I also have some test lead wire made from rubber. The actual wire looks to be 18 gauge. The new leads are far more flexible. I think I'll make some HV banana yest leads from it rather than test leads. As you know, rubber can hold a set, then crack and break up after a "short" time (to a tech who uses equipment for 20 years or longer).
Test leads are normally rated for 600 VDC or even higher for special lead sets. Silicone should be very good in this regard, but that will be assumption. I would not expect there to be any safety information available for the ends or the wire - given how things seem to work over there. If it is really critical that this be determined (and it certainly could be), a tank of water and an HV power supply would be needed. Now I wish I had picked up one of those insulation testers I had seen going cheap. Darn!
-Chris
The new leads for the Keysight meter are silicone, and they are great to use. Every Keysight / Agilent / HP meter I have came with excellent leads. I have always repaced them with the same ones, or a set from Pomona. Those can get pricey. The leads from HP .... were priced lower than the Pomona lead sets. Therefore I have been using the exact leads that come with the meter.
I also have some test lead wire made from rubber. The actual wire looks to be 18 gauge. The new leads are far more flexible. I think I'll make some HV banana yest leads from it rather than test leads. As you know, rubber can hold a set, then crack and break up after a "short" time (to a tech who uses equipment for 20 years or longer).

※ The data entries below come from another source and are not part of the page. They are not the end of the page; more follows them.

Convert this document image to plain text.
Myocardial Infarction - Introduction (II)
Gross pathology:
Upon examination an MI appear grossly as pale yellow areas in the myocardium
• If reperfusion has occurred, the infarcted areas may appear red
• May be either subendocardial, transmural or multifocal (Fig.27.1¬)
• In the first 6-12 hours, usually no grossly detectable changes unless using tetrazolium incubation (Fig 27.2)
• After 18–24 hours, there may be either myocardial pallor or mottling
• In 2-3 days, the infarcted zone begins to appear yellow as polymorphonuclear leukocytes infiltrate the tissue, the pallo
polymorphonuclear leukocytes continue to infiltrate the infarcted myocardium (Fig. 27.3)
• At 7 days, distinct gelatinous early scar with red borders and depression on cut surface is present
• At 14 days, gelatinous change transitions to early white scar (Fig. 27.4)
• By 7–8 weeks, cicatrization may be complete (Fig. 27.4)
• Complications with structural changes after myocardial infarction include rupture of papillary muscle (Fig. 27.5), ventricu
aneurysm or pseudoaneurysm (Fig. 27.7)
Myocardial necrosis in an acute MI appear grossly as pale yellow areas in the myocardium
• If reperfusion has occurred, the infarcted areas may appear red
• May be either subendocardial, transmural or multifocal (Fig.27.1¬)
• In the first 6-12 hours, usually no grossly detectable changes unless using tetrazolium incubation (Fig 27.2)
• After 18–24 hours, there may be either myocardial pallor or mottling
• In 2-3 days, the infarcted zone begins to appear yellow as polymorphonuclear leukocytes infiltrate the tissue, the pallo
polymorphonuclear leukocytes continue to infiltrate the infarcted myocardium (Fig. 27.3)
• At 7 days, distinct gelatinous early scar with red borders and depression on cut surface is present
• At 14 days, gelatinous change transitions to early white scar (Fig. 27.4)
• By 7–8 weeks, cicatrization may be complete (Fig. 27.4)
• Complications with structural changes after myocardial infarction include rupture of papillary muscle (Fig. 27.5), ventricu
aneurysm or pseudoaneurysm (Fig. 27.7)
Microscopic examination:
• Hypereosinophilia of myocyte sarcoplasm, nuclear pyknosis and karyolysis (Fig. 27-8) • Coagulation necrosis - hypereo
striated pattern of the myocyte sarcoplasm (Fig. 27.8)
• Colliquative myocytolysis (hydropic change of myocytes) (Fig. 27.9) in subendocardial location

Test leads are normally rated for 600 VDC or even higher for special lead sets. Silicone should be very good in this regard, but that will be assumption. I would not expect there to be any safety information available for the ends or the wire - given how things seem to work over there. If it is really critical that this be determined (and it certainly could be), a tank of water and an HV power supply would be needed. Now I wish I had picked up one of those insulation testers I had seen going cheap. Darn!